Roughly sorted in order of their LP releases, these twenty-two live performances were filmed mostly at riotous gigs around England in the late 70’s, with a few early 80’s clips from NYC and Tokyo thrown in. Of particular note to Angelenos is footage of “Know Your Rights” taken from the 1983 US Festival, which took place in front of 60,000 on the San Bernardino site now known as Glen Helen Pavillion. (Their last full-band LA-area appearance ever?–Help me out here people.) For kicks, a few TV appearances are appended: Paul leads the lads on “Guns of Brixton” on ABC’s late sketch show Fridays and a couple of interview segments: one, a Tom Snyder show appearance that is more notable for the band’s lack of attention span and constant distraction with a stuffed animal, than anything actually said and, the other, a local NYC NBC news chat show with Joe and Paul, with a surprisingly understanding hostess.
From a technical standpoint, this is a solid release. Beyond offering huge value for the price of a CD, the DVD has to hold up the legacy of the band’s oeuvre, which it mostly does. (Personally, I would have dumped the cheesy “military” text graphics superimposed with each new song title, but that’s just me.) The Dolbyfied audio is excellent, especially considering the means used to record these live shows originally. I actually found this set to be a less fatiguing listen than From Here To Eternity live album, so the upcoming audio CD companion to the DVD is highly anticipated. The warm saturated 16mm stock works as a nice counterpoint to the sharp, often brutal attack of the songs. The film is matted out to 16×9, so we do lose some of the filmed image, but as the majority of it is shot handheld and in constant motion, it is not a big distraction. Hopefully when Blueray becomes more widespread, these kinds of releases will be left in the original ratio with the decision left to zoom in and crop the image left to the home viewer.
Watching this vintage footage, it is all too easy to fall into the trap of lamenting the lack of a “present day Clash,” feeling ripped off. What do we get? and so forth. I destroyed at least one Strokes CD immediately afterwards. [Which one(s)? –Ed.] Maybe about halfway through the second viewing and certainly by the third viewing, though, one arrives an acceptance that there just never will be another Clash. Never.
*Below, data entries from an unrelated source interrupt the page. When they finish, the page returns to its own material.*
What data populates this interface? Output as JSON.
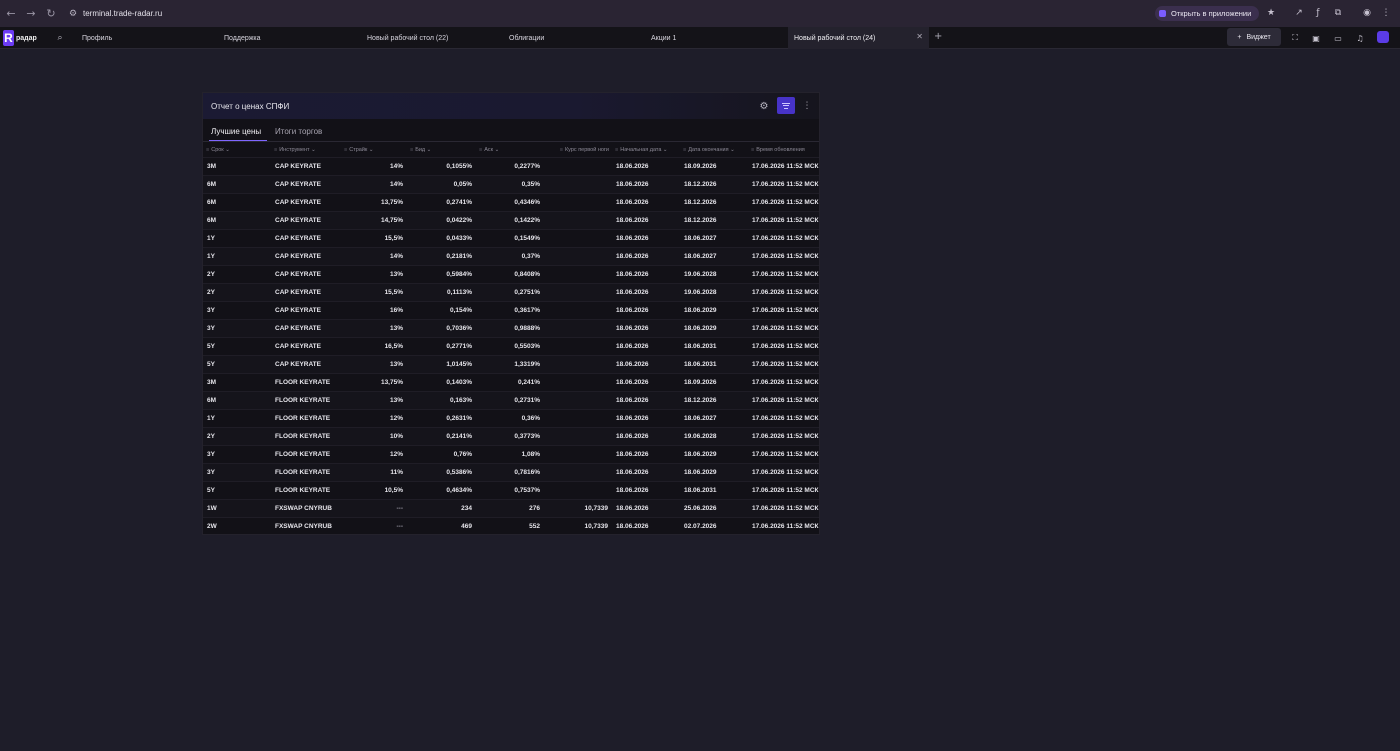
{
  "browser": {
    "url": "terminal.trade-radar.ru",
    "open_in_app": "Открыть в приложении"
  },
  "app": {
    "logo_text": "радар",
    "tabs": [
      {
        "label": "Профиль"
      },
      {
        "label": "Поддержка"
      },
      {
        "label": "Новый рабочий стол (22)"
      },
      {
        "label": "Облигации"
      },
      {
        "label": "Акции 1"
      },
      {
        "label": "Новый рабочий стол (24)"
      }
    ],
    "widget_button": "Виджет"
  },
  "widget": {
    "title": "Отчет о ценах СПФИ",
    "subtabs": [
      "Лучшие цены",
      "Итоги торгов"
    ],
    "columns": [
      "Срок",
      "Инструмент",
      "Страйк",
      "Бид",
      "Аск",
      "Курс первой ноги",
      "Начальная дата",
      "Дата окончания",
      "Время обновления"
    ],
    "rows": [
      [
        "3M",
        "CAP KEYRATE",
        "14%",
        "0,1055%",
        "0,2277%",
        "",
        "18.06.2026",
        "18.09.2026",
        "17.06.2026 11:52 МСК"
      ],
      [
        "6M",
        "CAP KEYRATE",
        "14%",
        "0,05%",
        "0,35%",
        "",
        "18.06.2026",
        "18.12.2026",
        "17.06.2026 11:52 МСК"
      ],
      [
        "6M",
        "CAP KEYRATE",
        "13,75%",
        "0,2741%",
        "0,4346%",
        "",
        "18.06.2026",
        "18.12.2026",
        "17.06.2026 11:52 МСК"
      ],
      [
        "6M",
        "CAP KEYRATE",
        "14,75%",
        "0,0422%",
        "0,1422%",
        "",
        "18.06.2026",
        "18.12.2026",
        "17.06.2026 11:52 МСК"
      ],
      [
        "1Y",
        "CAP KEYRATE",
        "15,5%",
        "0,0433%",
        "0,1549%",
        "",
        "18.06.2026",
        "18.06.2027",
        "17.06.2026 11:52 МСК"
      ],
      [
        "1Y",
        "CAP KEYRATE",
        "14%",
        "0,2181%",
        "0,37%",
        "",
        "18.06.2026",
        "18.06.2027",
        "17.06.2026 11:52 МСК"
      ],
      [
        "2Y",
        "CAP KEYRATE",
        "13%",
        "0,5984%",
        "0,8408%",
        "",
        "18.06.2026",
        "19.06.2028",
        "17.06.2026 11:52 МСК"
      ],
      [
        "2Y",
        "CAP KEYRATE",
        "15,5%",
        "0,1113%",
        "0,2751%",
        "",
        "18.06.2026",
        "19.06.2028",
        "17.06.2026 11:52 МСК"
      ],
      [
        "3Y",
        "CAP KEYRATE",
        "16%",
        "0,154%",
        "0,3617%",
        "",
        "18.06.2026",
        "18.06.2029",
        "17.06.2026 11:52 МСК"
      ],
      [
        "3Y",
        "CAP KEYRATE",
        "13%",
        "0,7036%",
        "0,9888%",
        "",
        "18.06.2026",
        "18.06.2029",
        "17.06.2026 11:52 МСК"
      ],
      [
        "5Y",
        "CAP KEYRATE",
        "16,5%",
        "0,2771%",
        "0,5503%",
        "",
        "18.06.2026",
        "18.06.2031",
        "17.06.2026 11:52 МСК"
      ],
      [
        "5Y",
        "CAP KEYRATE",
        "13%",
        "1,0145%",
        "1,3319%",
        "",
        "18.06.2026",
        "18.06.2031",
        "17.06.2026 11:52 МСК"
      ],
      [
        "3M",
        "FLOOR KEYRATE",
        "13,75%",
        "0,1403%",
        "0,241%",
        "",
        "18.06.2026",
        "18.09.2026",
        "17.06.2026 11:52 МСК"
      ],
      [
        "6M",
        "FLOOR KEYRATE",
        "13%",
        "0,163%",
        "0,2731%",
        "",
        "18.06.2026",
        "18.12.2026",
        "17.06.2026 11:52 МСК"
      ],
      [
        "1Y",
        "FLOOR KEYRATE",
        "12%",
        "0,2631%",
        "0,36%",
        "",
        "18.06.2026",
        "18.06.2027",
        "17.06.2026 11:52 МСК"
      ],
      [
        "2Y",
        "FLOOR KEYRATE",
        "10%",
        "0,2141%",
        "0,3773%",
        "",
        "18.06.2026",
        "19.06.2028",
        "17.06.2026 11:52 МСК"
      ],
      [
        "3Y",
        "FLOOR KEYRATE",
        "12%",
        "0,76%",
        "1,08%",
        "",
        "18.06.2026",
        "18.06.2029",
        "17.06.2026 11:52 МСК"
      ],
      [
        "3Y",
        "FLOOR KEYRATE",
        "11%",
        "0,5386%",
        "0,7816%",
        "",
        "18.06.2026",
        "18.06.2029",
        "17.06.2026 11:52 МСК"
      ],
      [
        "5Y",
        "FLOOR KEYRATE",
        "10,5%",
        "0,4634%",
        "0,7537%",
        "",
        "18.06.2026",
        "18.06.2031",
        "17.06.2026 11:52 МСК"
      ],
      [
        "1W",
        "FXSWAP CNYRUB",
        "---",
        "234",
        "276",
        "10,7339",
        "18.06.2026",
        "25.06.2026",
        "17.06.2026 11:52 МСК"
      ],
      [
        "2W",
        "FXSWAP CNYRUB",
        "---",
        "469",
        "552",
        "10,7339",
        "18.06.2026",
        "02.07.2026",
        "17.06.2026 11:52 МСК"
      ]
    ]
  }
}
Tempting as it is, it would be an inaccurate to end with cliché of something akin to “this captures the band at the height of their powers” regarding this particular DVD, but that won’t fly here, as The Clash never really had a lull in their powers over the course of their existence. (Don’t even say Sandinista!) This DVD, then, captures The Clash as they always were–perfect.
Now, if you’ll excuse me, I’m off to shave the sides of my head and hack the sleeves off this J. Crew oxford (Christmas gift).